Journey through time to experience seeds of social change.
Inside Civil Rights connects people, places, and moments of the civil rights era to the legacy of President Dwight D. Eisenhower, and today’s efforts to secure racial justice and policy change. This five-day travel opportunity takes students to the heart of the Civil Rights Movement for an intensive firsthand look at how efforts to dismantle racial discrimination in the South serve as a foundation for today’s campaigns for racial and social justice.
Our experience will begin at the COFO Civil Rights Education Center at Jackson State University, the nerve center for the 1960s Mississippi freedom struggle. Our visit to the center will include learning about the 1963 sit-in movement across the city and Freedom Summer, campaigns in which college students played key roles. While in Jackson, we will also visit the new Mississippi Civil Rights Museum, which makes powerful use of interactive displays and sensory experiences to showcase the courage and determination of Black activists who made Mississippi the epicenter of the mid-20th century civil rights movement. To connect past racial justice struggles to contemporary ones, we will meet with local activists working on a variety of interrelated campaigns for environmental justice, fair policing and representative government.
Driving north into the Mississippi Delta, we will visit several sites connected with the 1955 murder of 14-year-old Emmett Till, whose death played a key role in galvanizing young Black Americans into a “Till generation” determined to topple white supremacy. Using Emmett Till’s story as a touchstone, we will examine why the justice system failed to hold Till’s killers accountable, the response of the Eisenhower administration, and the impact of media coverage on the Till case. We will also stop in Ruleville to visit the gravesite of Fannie Lou Hamer, a former sharecropper who became one of the most effective civil rights organizers of the 1960s, constantly challenging those around her to commit to a truly representative democracy in which all voices, regardless of wealth or status, carry equal weight. Other stops may focus on Black economic empowerment and institution building, as well as the long history underlying today’s mass incarceration crisis.
Moving on to Little Rock, Arkansas, our traveling classroom will explore the tumultuous 1957 desegregation of Central High School, which prompted President Eisenhower to send federal troops to enforce Brown v. Board of Education.
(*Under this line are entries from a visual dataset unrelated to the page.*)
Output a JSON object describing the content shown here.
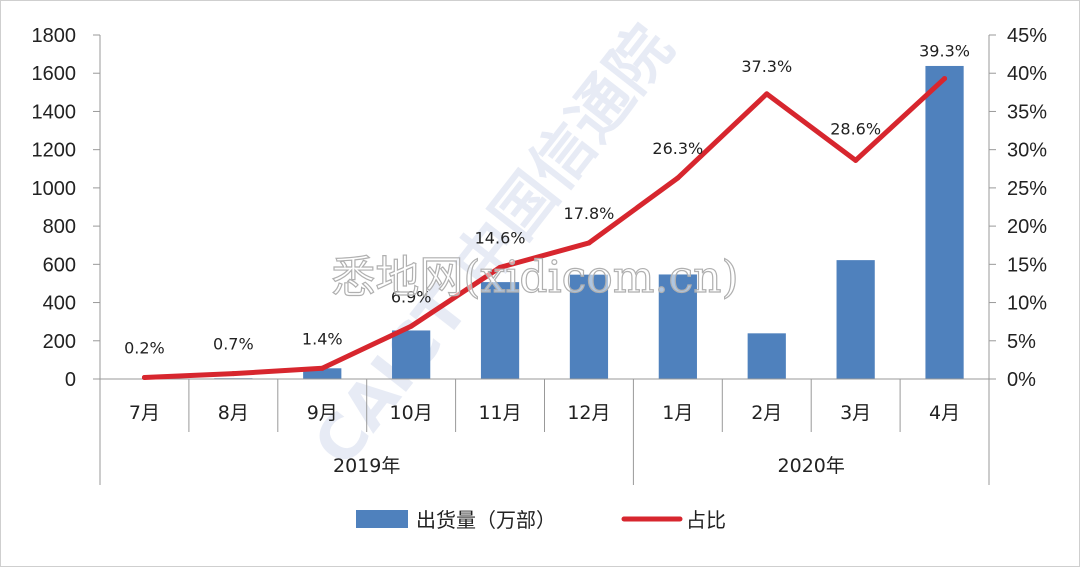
{
  "chart_data": {
    "type": "bar",
    "categories": [
      "7月",
      "8月",
      "9月",
      "10月",
      "11月",
      "12月",
      "1月",
      "2月",
      "3月",
      "4月"
    ],
    "year_groups": [
      {
        "label": "2019年",
        "span": 6
      },
      {
        "label": "2020年",
        "span": 4
      }
    ],
    "series": [
      {
        "name": "出货量（万部）",
        "type": "bar",
        "axis": "left",
        "color": "#4F81BD",
        "values": [
          2,
          4,
          56,
          254,
          507,
          546,
          547,
          239,
          622,
          1638
        ]
      },
      {
        "name": "占比",
        "type": "line",
        "axis": "right",
        "color": "#D7262E",
        "values": [
          0.2,
          0.7,
          1.4,
          6.9,
          14.6,
          17.8,
          26.3,
          37.3,
          28.6,
          39.3
        ],
        "labels": [
          "0.2%",
          "0.7%",
          "1.4%",
          "6.9%",
          "14.6%",
          "17.8%",
          "26.3%",
          "37.3%",
          "28.6%",
          "39.3%"
        ]
      }
    ],
    "y_left": {
      "min": 0,
      "max": 1800,
      "step": 200,
      "ticks": [
        "0",
        "200",
        "400",
        "600",
        "800",
        "1000",
        "1200",
        "1400",
        "1600",
        "1800"
      ]
    },
    "y_right": {
      "min": 0,
      "max": 45,
      "step": 5,
      "ticks": [
        "0%",
        "5%",
        "10%",
        "15%",
        "20%",
        "25%",
        "30%",
        "35%",
        "40%",
        "45%"
      ]
    },
    "grid": false,
    "legend_position": "bottom",
    "title": "",
    "xlabel": "",
    "ylabel": ""
  },
  "watermarks": {
    "text": "悉地网(xidicom.cn)",
    "logo": "CAICT 中国信通院"
  }
}
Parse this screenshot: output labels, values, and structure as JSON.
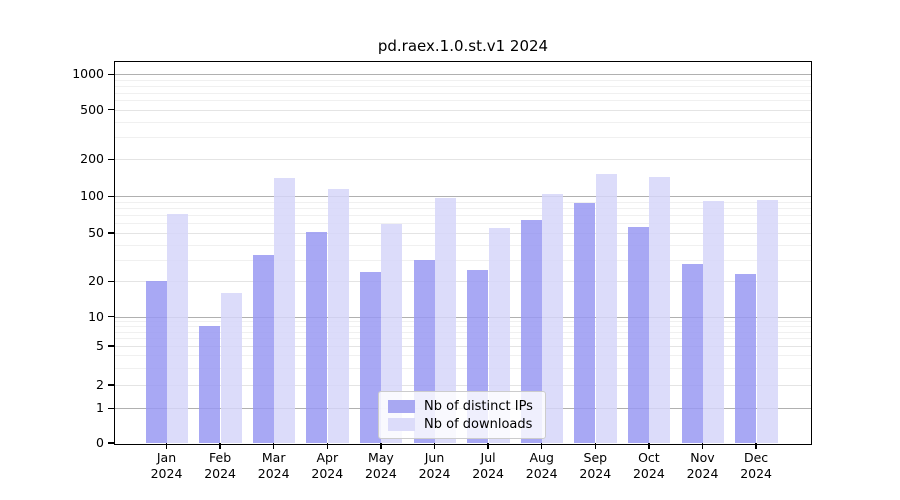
{
  "chart_data": {
    "type": "bar",
    "title": "pd.raex.1.0.st.v1 2024",
    "categories": [
      {
        "month": "Jan",
        "year": "2024"
      },
      {
        "month": "Feb",
        "year": "2024"
      },
      {
        "month": "Mar",
        "year": "2024"
      },
      {
        "month": "Apr",
        "year": "2024"
      },
      {
        "month": "May",
        "year": "2024"
      },
      {
        "month": "Jun",
        "year": "2024"
      },
      {
        "month": "Jul",
        "year": "2024"
      },
      {
        "month": "Aug",
        "year": "2024"
      },
      {
        "month": "Sep",
        "year": "2024"
      },
      {
        "month": "Oct",
        "year": "2024"
      },
      {
        "month": "Nov",
        "year": "2024"
      },
      {
        "month": "Dec",
        "year": "2024"
      }
    ],
    "series": [
      {
        "name": "Nb of distinct IPs",
        "color": "#a8a8f2",
        "values": [
          20,
          8,
          33,
          51,
          24,
          30,
          25,
          64,
          88,
          56,
          28,
          23
        ]
      },
      {
        "name": "Nb of downloads",
        "color": "#dcdcfa",
        "values": [
          72,
          16,
          142,
          115,
          59,
          97,
          55,
          105,
          151,
          144,
          92,
          94
        ]
      }
    ],
    "y_axis": {
      "scale": "symlog",
      "tick_values": [
        0,
        1,
        2,
        5,
        10,
        20,
        50,
        100,
        200,
        500,
        1000
      ],
      "tick_labels": [
        "0",
        "1",
        "2",
        "5",
        "10",
        "20",
        "50",
        "100",
        "200",
        "500",
        "1000"
      ],
      "ylim": [
        0,
        1100
      ]
    },
    "grid": true,
    "legend_position": "lower center"
  },
  "colors": {
    "major_power_grid": "#b0b0b0",
    "major_grid": "#e4e4e4",
    "minor_grid": "#f0f0f0",
    "axis": "#000000",
    "background": "#ffffff"
  }
}
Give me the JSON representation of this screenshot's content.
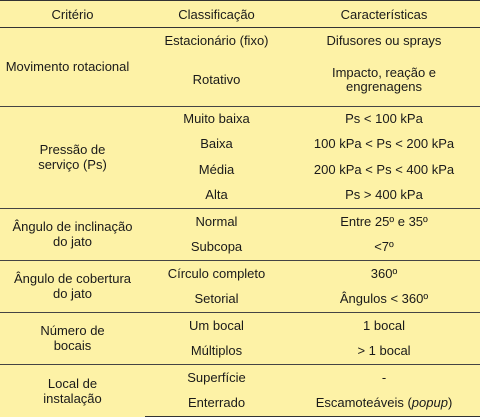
{
  "headers": [
    "Critério",
    "Classificação",
    "Características"
  ],
  "groups": [
    {
      "criterion": "Movimento rotacional",
      "rows": [
        {
          "classification": "Estacionário (fixo)",
          "characteristics": "Difusores ou sprays"
        },
        {
          "classification": "Rotativo",
          "characteristics": "Impacto, reação e engrenagens"
        }
      ]
    },
    {
      "criterion": "Pressão de serviço (Ps)",
      "rows": [
        {
          "classification": "Muito baixa",
          "characteristics": "Ps < 100 kPa"
        },
        {
          "classification": "Baixa",
          "characteristics": "100 kPa < Ps < 200 kPa"
        },
        {
          "classification": "Média",
          "characteristics": "200 kPa < Ps < 400 kPa"
        },
        {
          "classification": "Alta",
          "characteristics": "Ps > 400 kPa"
        }
      ]
    },
    {
      "criterion": "Ângulo de inclinação do jato",
      "rows": [
        {
          "classification": "Normal",
          "characteristics": "Entre 25º e 35º"
        },
        {
          "classification": "Subcopa",
          "characteristics": "<7º"
        }
      ]
    },
    {
      "criterion": "Ângulo de cobertura do jato",
      "rows": [
        {
          "classification": "Círculo completo",
          "characteristics": "360º"
        },
        {
          "classification": "Setorial",
          "characteristics": "Ângulos < 360º"
        }
      ]
    },
    {
      "criterion": "Número de bocais",
      "rows": [
        {
          "classification": "Um bocal",
          "characteristics": "1 bocal"
        },
        {
          "classification": "Múltiplos",
          "characteristics": "> 1 bocal"
        }
      ]
    },
    {
      "criterion": "Local de instalação",
      "rows": [
        {
          "classification": "Superfície",
          "characteristics": "-"
        },
        {
          "classification": "Enterrado",
          "characteristics": "Escamoteáveis (popup)"
        }
      ]
    }
  ]
}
We’ll consider how segregation continues to impact education, housing, culture and economic development today.
The trip will culminate with student participants developing and presenting innovative, forward-looking policy proposals on current issues such as criminal justice policy, voter registration, city-state relations, and racial disparities in education, health care, housing, and economic development.
The study trip is open by application to first-years, sophomores, and juniors who seek a greater understanding of the forces driving and resisting social change.